In a new book from Cambridge University Press, Women and the Islamic Republic: How Gendered Citizenship Conditions the Iranian State, author Shirin Saeidi explores the formation of women’s rights, roles and responsibilities in post-revolutionary Iran. While the newly formed Islamic Republic transformed Iranian society after 1979 and formulated a particular narrative of the Iranian citizen, ordinary Iranians employed their own agency as they negotiated, contested and accepted various aspects of the state’s account. Saeidi’s book is both a welcome addition to the growing canon of scholarship on post-revolutionary Iran and a revealing study on a topic often discussed but hardly understood: Iranian women.
What stands out in Saeidi’s study is her focus on non-elite Iranian women, especially from leftist or pious backgrounds. By acknowledging and emphasizing the importance of the actions of these women, Saeidi brings them out of obscurity and centers their stories within the larger project of state formation. Combining field research in Iran—with intimate stories from her interlocutors of different political leanings—with theories of citizenship and statecraft, and a command of previous scholarship, Saeidi presents a study that is at times personal, yet always careful to maintain its critical lens. Her own stories that appear at times in the book are a reminder of her time in Iran as a researcher and the experience of being an Iranian American challenging our own assumptions.
Not only does the author highlight an underrepresented group within the scholarship of modern Iran, but also an understudied period of contemporary Iranian history, the Iran-Iraq war (1980-88). Despite the significance of the war in Iran’s current affairs, its history as one of the bloodiest wars in recent decades, and its geopolitical impacts on the region, the Iran-Iraq war has not received enough research and attention. Though recent works such as Mateo Farzaneh’s in-depth study of Iranian Women and Gender in the Iran-Iraq War have helped to fill this gap, Saeidi’s book is another important contribution to our understanding of the war and how non-elite Iranian women negotiated the meaning of citizenship after the major upheavals of the 1979 Iranian Revolution and the war itself.
Saeidi looks at how Iranian women played an active role in the war effort, both in the warfront and at home taking on new roles, while pushing the boundaries of gender limitations and discriminations defined by the state. Saeidi argues that similar to Islamist women, leftist women were drawn to political movements and challenged traditional views of gender roles through their activism. Using poetry, close relationships, self-care and caring for others as archives of study, Saeidi shows how the idea of citizenship developed and evolved in unpredictable ways in the post-revolutionary Iranian state, underscoring the agency of Iranian women.

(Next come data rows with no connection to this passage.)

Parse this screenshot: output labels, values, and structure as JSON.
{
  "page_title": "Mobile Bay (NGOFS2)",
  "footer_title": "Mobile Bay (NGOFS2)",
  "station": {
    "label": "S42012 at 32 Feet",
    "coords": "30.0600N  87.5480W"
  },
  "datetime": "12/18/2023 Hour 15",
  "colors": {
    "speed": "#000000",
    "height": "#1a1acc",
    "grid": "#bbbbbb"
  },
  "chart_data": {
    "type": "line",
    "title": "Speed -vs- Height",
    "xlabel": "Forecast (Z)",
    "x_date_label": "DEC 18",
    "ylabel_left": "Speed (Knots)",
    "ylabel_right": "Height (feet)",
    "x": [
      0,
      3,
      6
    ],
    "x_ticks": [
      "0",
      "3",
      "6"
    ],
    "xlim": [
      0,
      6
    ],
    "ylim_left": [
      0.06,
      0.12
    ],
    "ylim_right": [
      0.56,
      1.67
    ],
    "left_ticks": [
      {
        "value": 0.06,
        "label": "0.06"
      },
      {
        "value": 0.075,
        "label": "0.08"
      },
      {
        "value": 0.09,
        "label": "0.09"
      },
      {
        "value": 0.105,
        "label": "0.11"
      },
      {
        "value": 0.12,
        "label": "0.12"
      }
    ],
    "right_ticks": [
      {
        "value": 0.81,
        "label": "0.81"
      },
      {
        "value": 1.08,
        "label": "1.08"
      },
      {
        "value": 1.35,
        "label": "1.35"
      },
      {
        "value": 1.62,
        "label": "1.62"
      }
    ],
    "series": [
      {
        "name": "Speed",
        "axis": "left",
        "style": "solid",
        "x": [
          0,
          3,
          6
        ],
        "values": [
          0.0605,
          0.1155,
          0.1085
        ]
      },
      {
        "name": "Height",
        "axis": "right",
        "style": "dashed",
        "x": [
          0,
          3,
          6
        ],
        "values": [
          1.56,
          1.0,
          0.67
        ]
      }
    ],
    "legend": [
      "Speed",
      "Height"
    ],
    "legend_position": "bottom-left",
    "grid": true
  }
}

As Saeidi argues and her book illustrates, our understanding of citizenship, rights, and statecraft in Iran could be more illuminating when we remove the politicized approaches that view the Islamic Republic as a monolithic, fixed entity. Instead, reliable research that examines the transformations and fluid nature of the Islamic Republic’s state-building project can help expand our understanding of the Iranian state and how its citizens have challenged that project. Iranian women are not only subjects of the state but also its makers, despite the state’s authoritarianism. As the author aptly concludes: “Undoubtedly, in whatever direction Iran’s struggle for state formation goes, the Iranian nation has its female population to thank for fueling the struggle toward citizenship in the post-revolutionary era.”